In his short essay, Je vous salue, Sarajevo (I Salute Thee, Sarajevo, 1993), produced around the same period as the film in question, Godard achieved his commentary on the atrocities in Bosnia and Herzegovina with a single image. In The Kids Play Russian, he reduces his argument to two intangible words: one for reality, and one for fiction. This language, which is as much the language of film as the language we use every day, offers two ways of seeing. So the war in Vietnam, as seen by Stanley Kubrick, becomes a reality, because it is familiar through the general accepted conventions of Hollywood cinema. Conversely, the war in Vietnam, if it were to be seen by Vertov, would be fiction; too extraordinary to believe. Therefore, the history of Russia is defined by its fictions; its literature, cinema, etc. So in Godard's mind, one can trace the present-day significance of the country by drawing a line through these fictions, connecting the symbols and associations that define the progression from the past into the present. If such definitions can be trusted, then the train that arrives at La Ciotat (station) could easily become one of the many trains used to carry passengers to Auschwitz (currently, as of 1993, being reconstructed by Steven Spielberg), just as the woman from the steps at Odessa can be found in a porno film on one of the twenty television stations controlled by the Mafia.

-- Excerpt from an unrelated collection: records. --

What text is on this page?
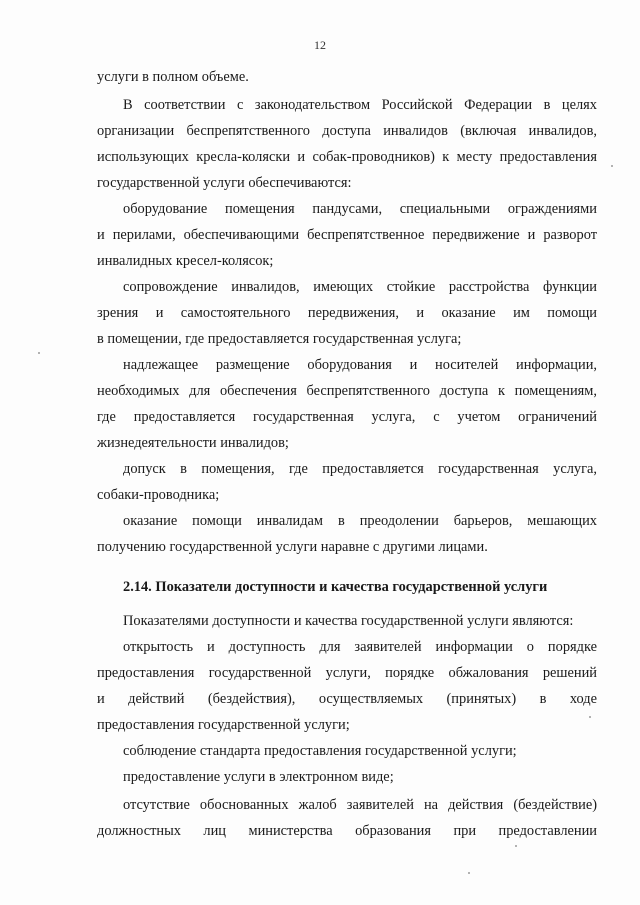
12
услуги в полном объеме.
В соответствии с законодательством Российской Федерации в целях
организации беспрепятственного доступа инвалидов (включая инвалидов,
использующих кресла-коляски и собак-проводников) к месту предоставления
государственной услуги обеспечиваются:
оборудование помещения пандусами, специальными ограждениями
и перилами, обеспечивающими беспрепятственное передвижение и разворот
инвалидных кресел-колясок;
сопровождение инвалидов, имеющих стойкие расстройства функции
зрения и самостоятельного передвижения, и оказание им помощи
в помещении, где предоставляется государственная услуга;
надлежащее размещение оборудования и носителей информации,
необходимых для обеспечения беспрепятственного доступа к помещениям,
где предоставляется государственная услуга, с учетом ограничений
жизнедеятельности инвалидов;
допуск в помещения, где предоставляется государственная услуга,
собаки-проводника;
оказание помощи инвалидам в преодолении барьеров, мешающих
получению государственной услуги наравне с другими лицами.
2.14. Показатели доступности и качества государственной услуги
Показателями доступности и качества государственной услуги являются:
открытость и доступность для заявителей информации о порядке
предоставления государственной услуги, порядке обжалования решений
и действий (бездействия), осуществляемых (принятых) в ходе
предоставления государственной услуги;
соблюдение стандарта предоставления государственной услуги;
предоставление услуги в электронном виде;
отсутствие обоснованных жалоб заявителей на действия (бездействие)
должностных лиц министерства образования при предоставлении
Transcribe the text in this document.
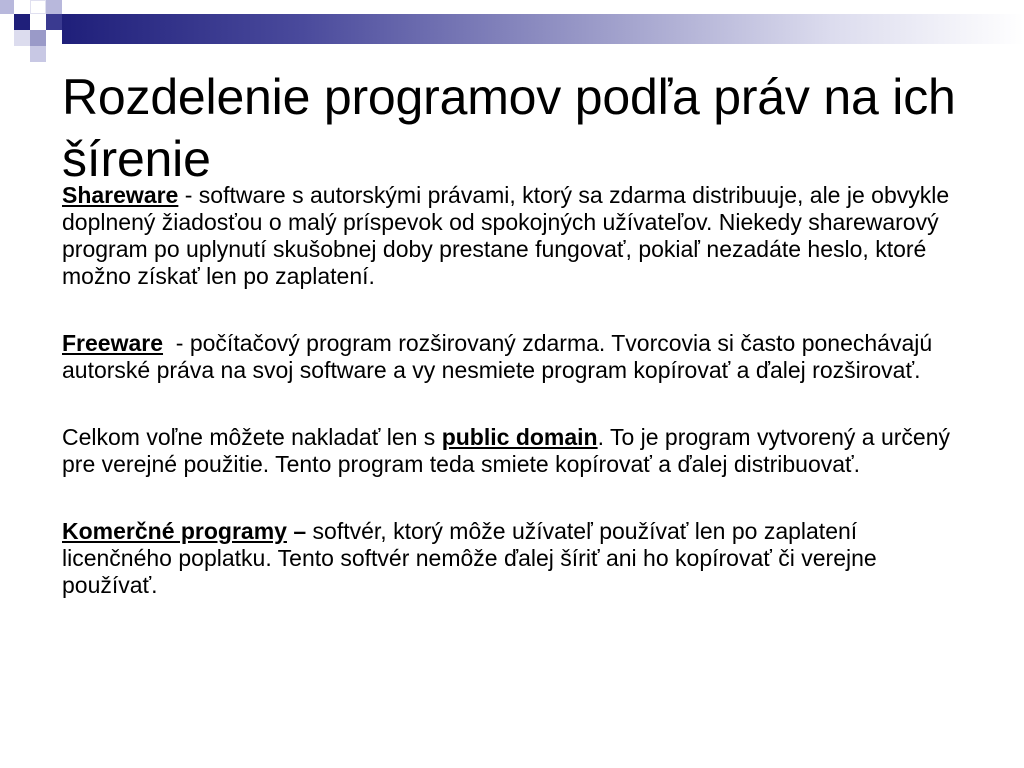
Rozdelenie programov podľa práv na ich šírenie

Shareware - software s autorskými právami, ktorý sa zdarma distribuuje, ale je obvykle doplnený žiadosťou o malý príspevok od spokojných užívateľov. Niekedy sharewarový program po uplynutí skušobnej doby prestane fungovať, pokiaľ nezadáte heslo, ktoré možno získať len po zaplatení.

Freeware  - počítačový program rozširovaný zdarma. Tvorcovia si často ponechávajú autorské práva na svoj software a vy nesmiete program kopírovať a ďalej rozširovať.

Celkom voľne môžete nakladať len s public domain. To je program vytvorený a určený pre verejné použitie. Tento program teda smiete kopírovať a ďalej distribuovať.

Komerčné programy – softvér, ktorý môže užívateľ používať len po zaplatení licenčného poplatku. Tento softvér nemôže ďalej šíriť ani ho kopírovať či verejne používať.
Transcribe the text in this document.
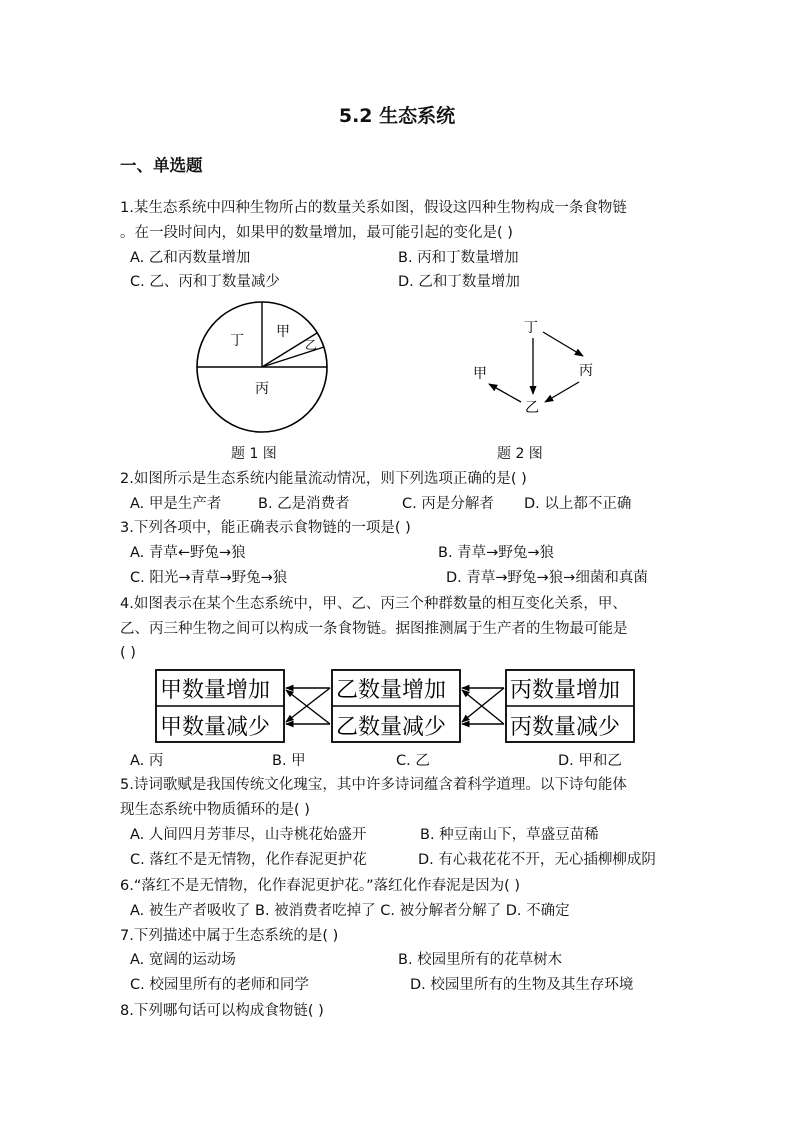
5.2 生态系统
一、单选题
1.某生态系统中四种生物所占的数量关系如图，假设这四种生物构成一条食物链
。在一段时间内，如果甲的数量增加，最可能引起的变化是( )
A. 乙和丙数量增加	B. 丙和丁数量增加
C. 乙、丙和丁数量减少	D. 乙和丁数量增加
丁
甲
乙
丙
题 1 图
丁
甲	丙
乙
题 2 图
2.如图所示是生态系统内能量流动情况，则下列选项正确的是( )
A. 甲是生产者	B. 乙是消费者	C. 丙是分解者 D. 以上都不正确
3.下列各项中，能正确表示食物链的一项是( )
A. 青草←野兔→狼	B. 青草→野兔→狼
C. 阳光→青草→野兔→狼	D. 青草→野兔→狼→细菌和真菌
4.如图表示在某个生态系统中，甲、乙、丙三个种群数量的相互变化关系，甲、
乙、丙三种生物之间可以构成一条食物链。据图推测属于生产者的生物最可能是
( )
甲数量增加
甲数量减少
乙数量增加
乙数量减少
丙数量增加
丙数量减少
A. 丙	B. 甲	C. 乙	D. 甲和乙
5.诗词歌赋是我国传统文化瑰宝，其中许多诗词蕴含着科学道理。以下诗句能体
现生态系统中物质循环的是( )
A. 人间四月芳菲尽，山寺桃花始盛开	B. 种豆南山下，草盛豆苗稀
C. 落红不是无情物，化作春泥更护花	D. 有心栽花花不开，无心插柳柳成阴
6.“落红不是无情物，化作春泥更护花。”落红化作春泥是因为( )
A. 被生产者吸收了 B. 被消费者吃掉了 C. 被分解者分解了 D. 不确定
7.下列描述中属于生态系统的是( )
A. 宽阔的运动场	B. 校园里所有的花草树木
C. 校园里所有的老师和同学	D. 校园里所有的生物及其生存环境
8.下列哪句话可以构成食物链( )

What the film is really about then, is the link that cinema makes between the reality and the fiction. A connection that seems perfectly implied by the following lines of text, in which the narrator breathlessly intones: "The Russians saw cinema differently from us, when they saw a train coming into the station. They weren't seeing for the first time an image of a train, but rather – once again – Tolstoy's young woman, who would throw herself under it." And alas, there it is; the cultural heritage of a country, defined by its fiction, made all the more tangible/glorious by the associations of (a) film. As if to remind us, once again, of the great struggle, or the impressions of freedom defined by those gulls in flight, the film ends with a shot of Godard himself, lit by a spotlight, hopelessly turning a crank, as the screen captions state, mockingly "once more... once more... once more with feeling". Such scenes remind us of the most impressive aspect of Godard's career: mainly, his extraordinary imagination, and his ability to create compelling works of cinema from the most basic of materials.